Transparent Samba PDC Migration

This was brought about by problems I encountered while working for Kangare Software Engineering in Kiribati. We had a number of Red Hat 7.3 machines operating as Primary Domain Controllers (PDC) for clients and wanted to migrate the servers to Debian. As some of the clients had over 40 workstations, we didn't want to have to re-join the domain for every workstation and required a way to transparently migrate to a new PDC.
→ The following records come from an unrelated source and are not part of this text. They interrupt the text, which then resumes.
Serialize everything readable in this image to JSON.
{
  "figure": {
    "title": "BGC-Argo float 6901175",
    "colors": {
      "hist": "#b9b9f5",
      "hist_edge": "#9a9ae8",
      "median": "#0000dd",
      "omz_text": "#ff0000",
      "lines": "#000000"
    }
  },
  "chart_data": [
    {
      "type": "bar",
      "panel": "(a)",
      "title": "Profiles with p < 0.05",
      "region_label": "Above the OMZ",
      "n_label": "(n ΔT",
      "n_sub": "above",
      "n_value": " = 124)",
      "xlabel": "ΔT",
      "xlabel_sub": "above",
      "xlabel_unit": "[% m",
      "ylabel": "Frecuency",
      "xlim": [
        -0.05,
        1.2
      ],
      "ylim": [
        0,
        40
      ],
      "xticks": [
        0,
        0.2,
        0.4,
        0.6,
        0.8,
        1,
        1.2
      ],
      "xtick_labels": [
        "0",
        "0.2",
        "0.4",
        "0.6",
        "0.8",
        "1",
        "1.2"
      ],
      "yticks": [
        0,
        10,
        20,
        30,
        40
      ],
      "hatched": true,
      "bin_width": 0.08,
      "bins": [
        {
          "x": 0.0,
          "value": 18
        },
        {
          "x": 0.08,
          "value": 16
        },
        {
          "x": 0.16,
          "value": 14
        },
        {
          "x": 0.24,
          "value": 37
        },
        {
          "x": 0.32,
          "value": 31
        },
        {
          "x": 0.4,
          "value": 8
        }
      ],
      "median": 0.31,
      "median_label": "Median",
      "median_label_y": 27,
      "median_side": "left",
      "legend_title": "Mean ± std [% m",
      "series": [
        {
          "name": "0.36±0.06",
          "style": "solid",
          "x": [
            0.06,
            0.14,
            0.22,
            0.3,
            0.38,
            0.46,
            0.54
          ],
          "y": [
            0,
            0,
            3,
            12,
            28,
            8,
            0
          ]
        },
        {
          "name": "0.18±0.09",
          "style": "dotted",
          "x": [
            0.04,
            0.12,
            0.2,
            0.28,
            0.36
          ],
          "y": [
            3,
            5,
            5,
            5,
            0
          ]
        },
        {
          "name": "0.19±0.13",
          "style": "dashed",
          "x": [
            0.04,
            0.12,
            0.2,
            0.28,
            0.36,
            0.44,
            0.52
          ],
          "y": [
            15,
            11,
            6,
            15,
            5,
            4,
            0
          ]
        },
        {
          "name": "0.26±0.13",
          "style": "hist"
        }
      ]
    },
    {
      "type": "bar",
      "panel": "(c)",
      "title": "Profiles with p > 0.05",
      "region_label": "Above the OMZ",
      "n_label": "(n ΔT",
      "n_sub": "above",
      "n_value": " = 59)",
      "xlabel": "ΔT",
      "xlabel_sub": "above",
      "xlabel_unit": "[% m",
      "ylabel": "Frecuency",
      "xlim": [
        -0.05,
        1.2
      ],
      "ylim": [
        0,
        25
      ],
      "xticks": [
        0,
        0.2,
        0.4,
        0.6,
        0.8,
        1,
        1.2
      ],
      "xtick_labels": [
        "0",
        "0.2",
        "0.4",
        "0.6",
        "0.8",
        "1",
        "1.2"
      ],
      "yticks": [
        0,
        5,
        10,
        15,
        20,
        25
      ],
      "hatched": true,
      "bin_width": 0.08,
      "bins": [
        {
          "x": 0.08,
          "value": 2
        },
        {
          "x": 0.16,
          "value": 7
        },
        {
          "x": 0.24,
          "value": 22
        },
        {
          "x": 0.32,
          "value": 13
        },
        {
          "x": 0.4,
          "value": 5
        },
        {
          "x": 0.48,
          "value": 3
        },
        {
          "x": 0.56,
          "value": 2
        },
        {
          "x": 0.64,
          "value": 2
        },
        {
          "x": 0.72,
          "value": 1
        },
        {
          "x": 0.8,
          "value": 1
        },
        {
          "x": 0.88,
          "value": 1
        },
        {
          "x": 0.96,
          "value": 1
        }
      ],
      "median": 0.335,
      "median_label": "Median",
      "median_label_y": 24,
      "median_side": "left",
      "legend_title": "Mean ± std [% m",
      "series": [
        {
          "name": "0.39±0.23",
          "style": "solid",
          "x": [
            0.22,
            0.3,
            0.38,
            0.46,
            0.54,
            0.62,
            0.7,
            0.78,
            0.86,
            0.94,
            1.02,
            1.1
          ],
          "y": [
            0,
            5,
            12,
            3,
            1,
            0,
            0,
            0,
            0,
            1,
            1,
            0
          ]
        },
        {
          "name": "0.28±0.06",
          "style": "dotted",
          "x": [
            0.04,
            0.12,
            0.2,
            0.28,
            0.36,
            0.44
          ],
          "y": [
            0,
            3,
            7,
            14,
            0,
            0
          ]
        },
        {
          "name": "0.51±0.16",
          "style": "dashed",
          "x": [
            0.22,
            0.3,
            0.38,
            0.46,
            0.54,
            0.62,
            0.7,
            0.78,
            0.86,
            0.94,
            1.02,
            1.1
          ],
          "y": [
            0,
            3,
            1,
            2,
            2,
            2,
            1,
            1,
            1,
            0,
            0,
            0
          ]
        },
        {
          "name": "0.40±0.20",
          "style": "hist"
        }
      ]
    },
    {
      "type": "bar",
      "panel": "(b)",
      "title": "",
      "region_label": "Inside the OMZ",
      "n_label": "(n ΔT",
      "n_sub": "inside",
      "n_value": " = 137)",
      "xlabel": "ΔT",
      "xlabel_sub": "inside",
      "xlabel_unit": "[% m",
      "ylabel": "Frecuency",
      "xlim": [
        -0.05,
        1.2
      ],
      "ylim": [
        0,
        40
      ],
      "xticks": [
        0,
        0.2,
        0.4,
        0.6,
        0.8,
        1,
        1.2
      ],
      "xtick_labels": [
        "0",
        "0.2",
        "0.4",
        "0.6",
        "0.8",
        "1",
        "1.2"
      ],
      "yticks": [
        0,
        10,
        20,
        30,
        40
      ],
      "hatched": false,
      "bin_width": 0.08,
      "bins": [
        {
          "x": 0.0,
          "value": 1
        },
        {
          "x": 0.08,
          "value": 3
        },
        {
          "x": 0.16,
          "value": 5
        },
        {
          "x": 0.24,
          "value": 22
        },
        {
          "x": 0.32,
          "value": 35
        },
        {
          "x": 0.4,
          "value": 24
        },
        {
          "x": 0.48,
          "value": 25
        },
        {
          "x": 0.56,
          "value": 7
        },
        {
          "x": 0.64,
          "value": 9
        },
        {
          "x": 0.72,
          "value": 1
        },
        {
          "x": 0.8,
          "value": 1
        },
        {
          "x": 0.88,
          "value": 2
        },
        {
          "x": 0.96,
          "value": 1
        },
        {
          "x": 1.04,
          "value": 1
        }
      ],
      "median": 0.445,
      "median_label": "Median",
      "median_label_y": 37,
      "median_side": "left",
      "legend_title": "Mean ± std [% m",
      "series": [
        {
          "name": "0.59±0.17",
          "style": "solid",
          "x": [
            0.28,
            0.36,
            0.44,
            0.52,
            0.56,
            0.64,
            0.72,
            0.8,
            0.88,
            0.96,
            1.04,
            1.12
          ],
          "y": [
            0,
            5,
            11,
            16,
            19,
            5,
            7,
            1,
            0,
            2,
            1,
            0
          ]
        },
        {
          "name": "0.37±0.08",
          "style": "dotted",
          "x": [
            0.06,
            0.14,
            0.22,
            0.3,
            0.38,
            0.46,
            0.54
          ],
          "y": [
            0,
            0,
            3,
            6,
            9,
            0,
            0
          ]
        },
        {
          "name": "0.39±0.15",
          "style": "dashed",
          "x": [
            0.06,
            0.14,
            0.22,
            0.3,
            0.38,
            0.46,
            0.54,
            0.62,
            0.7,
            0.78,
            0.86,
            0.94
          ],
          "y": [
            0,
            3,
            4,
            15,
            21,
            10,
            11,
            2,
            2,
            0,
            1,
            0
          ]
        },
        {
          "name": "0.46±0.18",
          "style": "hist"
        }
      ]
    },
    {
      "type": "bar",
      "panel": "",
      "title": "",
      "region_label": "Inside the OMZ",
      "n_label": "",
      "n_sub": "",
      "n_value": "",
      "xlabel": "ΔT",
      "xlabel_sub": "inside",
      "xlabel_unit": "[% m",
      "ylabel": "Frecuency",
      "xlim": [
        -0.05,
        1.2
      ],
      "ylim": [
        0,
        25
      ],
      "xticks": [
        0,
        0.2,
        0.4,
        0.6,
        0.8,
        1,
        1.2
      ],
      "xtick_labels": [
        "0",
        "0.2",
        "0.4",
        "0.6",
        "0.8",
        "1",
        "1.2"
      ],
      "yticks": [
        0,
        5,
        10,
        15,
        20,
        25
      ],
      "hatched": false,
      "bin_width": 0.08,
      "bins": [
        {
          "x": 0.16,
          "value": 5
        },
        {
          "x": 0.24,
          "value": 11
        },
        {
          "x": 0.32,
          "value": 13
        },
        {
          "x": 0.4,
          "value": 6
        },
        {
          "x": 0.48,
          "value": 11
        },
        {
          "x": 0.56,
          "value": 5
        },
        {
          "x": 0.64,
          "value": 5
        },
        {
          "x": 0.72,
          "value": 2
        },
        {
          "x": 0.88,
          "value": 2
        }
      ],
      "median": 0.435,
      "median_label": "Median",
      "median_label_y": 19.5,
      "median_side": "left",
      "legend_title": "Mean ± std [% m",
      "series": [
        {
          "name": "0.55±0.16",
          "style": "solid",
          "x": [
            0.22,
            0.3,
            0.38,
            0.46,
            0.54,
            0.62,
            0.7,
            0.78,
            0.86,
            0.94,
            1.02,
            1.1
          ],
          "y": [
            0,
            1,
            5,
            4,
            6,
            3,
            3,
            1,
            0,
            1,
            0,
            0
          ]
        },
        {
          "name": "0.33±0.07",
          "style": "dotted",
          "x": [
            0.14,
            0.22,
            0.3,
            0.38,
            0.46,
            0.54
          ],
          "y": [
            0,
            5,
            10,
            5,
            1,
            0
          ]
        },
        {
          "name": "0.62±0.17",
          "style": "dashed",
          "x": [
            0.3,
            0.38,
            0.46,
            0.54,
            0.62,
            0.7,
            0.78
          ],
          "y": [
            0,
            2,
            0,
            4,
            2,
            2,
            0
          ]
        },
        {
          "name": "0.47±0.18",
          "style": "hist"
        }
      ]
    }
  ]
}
You can use LDAP to store the Samba databases you can avoid the hassle when migrating Samba PDC's. But if you're reading this its probably a bit late for that now...

Prerequisites

This assumes you have Samba set up as a PDC with machines joined to the domain and users logging on correctly. Information about joining Win2k and XP machines to a Samba domain is available elsewhere on the web.

Setup

The test setup consisted of the following machines:

I used Debian on both the servers, but this should all be distro independent anyway

Steps

  1. Upgrade both the old and new servers to at least Samba 2.2.8. (The options for extracting and setting the SID in smbpasswd only appear from version 2.2.8). The Debian packages for 2.2.11 can be found here:

    http://us1.samba.org/samba/ftp/Binary_Packages/Debian/dists/stable/main/binary-i386/

  2. Extract the SID for the domain:
    srv1:~# smbpasswd -X TEST SID for domain TEST is: S-1-5-21-4114446979-1452487925-2869499296
    and store it somewhere safe
  3. Merge the old and new passwd,shadow and group files, you'll need to copy both the user accounts and the machine accounts (the ones that end in a '$' ).

    So for example, I copied the following out of /etc/passwd:

    simon:x:1000:1000:simmo:/home/simon:/bin/bash test-xp$:x:1001:100::/home/test-xp:/bin/false quigon$:x:1002:100::/home/quigon$:/bin/false jack:x:1003:1003:Jack:/home/jack:/bin/bash
    The shadow and group files are similar.

  4. Copy over the home directories, and use chown to set the proper ownership

  5. Copy the smbpasswd and smb.conf files to /etc/samba

  6. Store the SID that we got before :
    smbpasswd -W S-1-5-21-4114446979-1452487925-2869499296
  7. Start Samba:
    /etc/init.d/samba start

Testing

Upon logging in on the Windows 2000 Desktop first, I got the following error:

Windows did not load your roaming profile and is attempting to log you in without your local profile...
A bit of Googling turned up this. As mentioned, adding
profile acls = Yes
To the share that holds the profiles solved that problem (in this case [homes])

Conclusions

Well it seems to work. Both machines can login again and profiles appear to be working. The Windows 2k machine has decided to stop logging out but it was doing that intermittently before I started so I don't think it's related.